Obviously this is the way computing is going and it's going to bring a lot of benefits.

http://www.wired.com/wiredenterprise/2012/01/russell-fish-venray/

"The aim is to build a kind of cloud computing appliance. A rack of 64 19-inch boards would have over 16TB of memory and over a million cores."

One thing that everyone needs to remember is that not every interesting problem can be parallelised easily or at all. Climate modelling is difficult problem that, when broken into smaller and smaller pieces, requires more and more inter-process communication. That inter-process discussion is what eventually swamps the computations. It doesn't take very many processes to overwhelm the computations. It's not likely that present-day climate models could be run with tens or hundreds of thousands of processors and get significant wall-clock time increases. It would be a waste of CPU time waiting for results from other parts of the model. Now, if everyone has millions of CPUs to throw at every problem, and if all of these cores don't cost us anything extra in economic costs (buying the hardware, powering it, and cooling it) then maybe it makes sense to just use more cores. Embedding the CPUs in the memory is interesting. CPU to memory bandwidth is an important hardware performance limitation for the climate model we use at UVic. Maybe there is a significant improvement there.

I am not a computer scientist. I wonder if by starting from the assumption that there will be an embarrassingly large number of CPUs available, the code in a climate model could be rewritten in such a way as to take better advantage of being split into many, many subdomains. That would take significant work for any of the climate modelling groups working now and would require some understanding of how results of the old and new versions of the model would be compared. Add in the fact that, even with a long mean time between failures of any one CPU, say several years, when you have millions of them they are going to be failures every few minutes! What do you do with a climate model that you hope will give bit-wise identical results to a previous version, when sub-processes that the entire rest of the model may depend on, fail at a rate of one every few minutes. How can you actually get any of the integration to complete?

I think what will be required is a new kind of understanding of failure-tolerant modelling. Perhaps every part of the computation will have to be done redundantly on two or three processors. I'm imagining the entire model, running on a million processors (say) but then also running in two other such hardware devices as well. Perhaps the operating system could manage that transparently so that the user doesn't have to plan for it. When two of three instances of a particular computation agree, the operating system accepts that result and allows that process to finish, passing on the results to the other processes that need it. However, will this kind of redundant computation add yet another layer of inter-process communication that will again swamp the potential benefits of more CPUs? Or perhaps we need to give up on getting bitwise identical results from different instances of the entire integration. If we go that route we'll have to do every model integration many times over to build up a statistically significant way to give assurance that our ensemble of results reflects the true solution to the equations (and, one hopes, reality) represented by the model. We already do build up ensembles in order to try to understand how models built in different ways compare to each and reality so maybe this is the better route to go.

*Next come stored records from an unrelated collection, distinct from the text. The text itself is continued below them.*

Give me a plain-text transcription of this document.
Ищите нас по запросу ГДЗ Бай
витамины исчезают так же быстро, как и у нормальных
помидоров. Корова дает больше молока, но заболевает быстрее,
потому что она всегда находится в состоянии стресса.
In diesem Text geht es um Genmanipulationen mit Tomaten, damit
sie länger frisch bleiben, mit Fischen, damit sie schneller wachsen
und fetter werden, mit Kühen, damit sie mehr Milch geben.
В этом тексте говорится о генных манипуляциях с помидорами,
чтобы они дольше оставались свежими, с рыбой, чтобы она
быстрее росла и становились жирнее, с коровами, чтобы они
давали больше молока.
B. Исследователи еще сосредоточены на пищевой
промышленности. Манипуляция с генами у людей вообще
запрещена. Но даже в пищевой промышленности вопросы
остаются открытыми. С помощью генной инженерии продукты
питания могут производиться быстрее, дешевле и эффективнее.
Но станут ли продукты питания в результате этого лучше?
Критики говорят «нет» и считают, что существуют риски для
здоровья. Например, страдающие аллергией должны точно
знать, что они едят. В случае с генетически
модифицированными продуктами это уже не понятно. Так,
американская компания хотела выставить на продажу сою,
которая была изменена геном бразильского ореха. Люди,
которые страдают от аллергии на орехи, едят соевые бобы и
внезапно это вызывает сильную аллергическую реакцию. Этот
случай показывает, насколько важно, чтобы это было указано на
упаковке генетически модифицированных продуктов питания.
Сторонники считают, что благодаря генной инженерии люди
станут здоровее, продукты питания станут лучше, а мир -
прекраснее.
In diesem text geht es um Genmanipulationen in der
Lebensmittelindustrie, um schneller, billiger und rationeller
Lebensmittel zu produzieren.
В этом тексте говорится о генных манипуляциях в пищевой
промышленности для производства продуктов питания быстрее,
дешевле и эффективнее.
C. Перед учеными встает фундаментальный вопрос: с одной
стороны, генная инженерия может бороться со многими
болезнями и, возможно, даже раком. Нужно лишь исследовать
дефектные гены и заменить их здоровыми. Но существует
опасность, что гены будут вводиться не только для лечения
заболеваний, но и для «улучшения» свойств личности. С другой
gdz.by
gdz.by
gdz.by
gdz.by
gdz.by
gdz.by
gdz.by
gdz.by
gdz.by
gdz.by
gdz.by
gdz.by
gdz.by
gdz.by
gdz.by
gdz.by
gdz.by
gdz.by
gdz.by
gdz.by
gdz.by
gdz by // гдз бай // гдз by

The future seems to hold the promise of vast networks of computation devices that can be harnessed in tandem to work on complex problems. It's going to take a lot of resources to move climate models into hardware like that, if it is possible at all.

[Edit -- It occurs to me that I didn't even mention Amdahl's Law, which has been around for a long time already and obviously needs to be considered as well. Not being a CS graduate I'm not sure if the points I've raised are really covered by this law already. I await enlightenment.

http://en.wikipedia.org/wiki/Amdahl%27s_law
]

[Edit -- 2012-03-12 -- In an interview with Wired Magazine George Dyson says ... "Vacuum tubes in the early machines had an extremely high failure rate, and von Neumann and Turing both spent a lot of time thinking about how to tolerate or even take advantage of that. If you had unreliable tubes, you couldn’t be sure you had the correct answer, so you had to run a problem at least twice to make sure you got the same result. Turing and von Neumann both believed the future belonged to nondeterministic computation and statistical, probabilistic codes. We’ve seen some success recently in using that kind of computation on very hard problems like language translation and facial recognition. We are now finally getting back to what was envisioned at the beginning."